I can't think of any topic for a "position paper" that is more appropriate than the one I gave in 2003, so here it is again.

For your long term paper you have a broad scope to choose from, but I would like to approve the topic. You should certainly be thinking about a topic by now. October 23 seems like a good deadline for submitting a topic for approval. On the Allen and Geller web pages you can see some topics that were either suggested or used in the past. Next week I will list the titles from my 2003 class. The point, of course, is not to do the same thing, but to have your creativity jogged to do something similar.

Logarithms

In Fall '03 the textbook exercises on the late renaissance period did not inspire me at all, so I substituted some materials I had written for calculus students about logarithms. The M. 629 students liked them, so here they are again (see the assignments), but marked "optional" since we have enough to do this week and next. For you young folks who don't know what a slide rule is: Suppose you took two ordinary rulers and put the "0" end of one against the point 3.12 on the other, then read off on the second ruler the number opposite the point 4.29 on the first. You would get the sum 3.12 + 4.29, a rather clumsy way of adding two numbers.
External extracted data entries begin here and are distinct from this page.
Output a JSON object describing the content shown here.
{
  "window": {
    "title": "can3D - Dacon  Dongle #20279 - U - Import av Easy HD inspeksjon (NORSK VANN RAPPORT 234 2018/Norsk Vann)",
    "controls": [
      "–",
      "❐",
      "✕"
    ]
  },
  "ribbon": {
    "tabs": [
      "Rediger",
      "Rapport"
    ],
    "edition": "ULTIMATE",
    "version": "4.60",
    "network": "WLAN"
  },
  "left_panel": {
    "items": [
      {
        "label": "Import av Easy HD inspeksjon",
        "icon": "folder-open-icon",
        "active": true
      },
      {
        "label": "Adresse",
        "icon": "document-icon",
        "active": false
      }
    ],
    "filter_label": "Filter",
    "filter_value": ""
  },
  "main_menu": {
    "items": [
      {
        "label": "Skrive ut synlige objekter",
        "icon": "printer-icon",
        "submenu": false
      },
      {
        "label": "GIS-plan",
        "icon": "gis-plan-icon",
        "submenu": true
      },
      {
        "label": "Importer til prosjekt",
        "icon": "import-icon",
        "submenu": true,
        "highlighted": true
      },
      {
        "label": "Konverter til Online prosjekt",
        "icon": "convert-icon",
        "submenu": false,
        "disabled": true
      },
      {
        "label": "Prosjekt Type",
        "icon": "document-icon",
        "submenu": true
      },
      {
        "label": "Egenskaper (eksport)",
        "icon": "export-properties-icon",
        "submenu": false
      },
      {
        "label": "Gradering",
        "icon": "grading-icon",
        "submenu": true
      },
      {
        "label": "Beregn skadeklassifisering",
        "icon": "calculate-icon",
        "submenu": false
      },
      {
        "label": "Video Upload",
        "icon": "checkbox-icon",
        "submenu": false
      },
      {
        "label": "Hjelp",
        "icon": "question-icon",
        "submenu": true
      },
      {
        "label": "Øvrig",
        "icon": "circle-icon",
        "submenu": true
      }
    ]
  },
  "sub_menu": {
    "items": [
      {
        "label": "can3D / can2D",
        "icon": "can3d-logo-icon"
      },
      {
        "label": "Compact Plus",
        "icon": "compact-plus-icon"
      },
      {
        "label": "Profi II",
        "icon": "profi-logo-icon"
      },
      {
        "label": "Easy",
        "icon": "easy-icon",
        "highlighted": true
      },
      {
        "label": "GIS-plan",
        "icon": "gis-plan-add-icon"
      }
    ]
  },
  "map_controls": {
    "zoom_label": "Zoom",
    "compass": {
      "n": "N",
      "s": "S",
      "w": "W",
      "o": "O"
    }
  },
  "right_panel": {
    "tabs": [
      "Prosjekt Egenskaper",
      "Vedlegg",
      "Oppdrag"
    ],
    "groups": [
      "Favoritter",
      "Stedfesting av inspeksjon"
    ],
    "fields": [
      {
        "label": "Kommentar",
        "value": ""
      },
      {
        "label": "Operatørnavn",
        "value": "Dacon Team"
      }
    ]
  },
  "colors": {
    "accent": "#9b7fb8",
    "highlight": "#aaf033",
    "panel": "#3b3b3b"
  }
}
But now suppose that the labels on the rulers are the exponentials of the distances of the points from the ends, or, equivalently, each number is plotted at a position equal to its logarithm. Then, because of the law of exponents ea+b = ea eb, the number you read off is the product of the two numbers you located on the rulers. This is actually a practical (cost-effective) way of multiplying numbers to 3-place accuracy -- or was, until Hewlett-Packard devastated the slide rule market around 1970.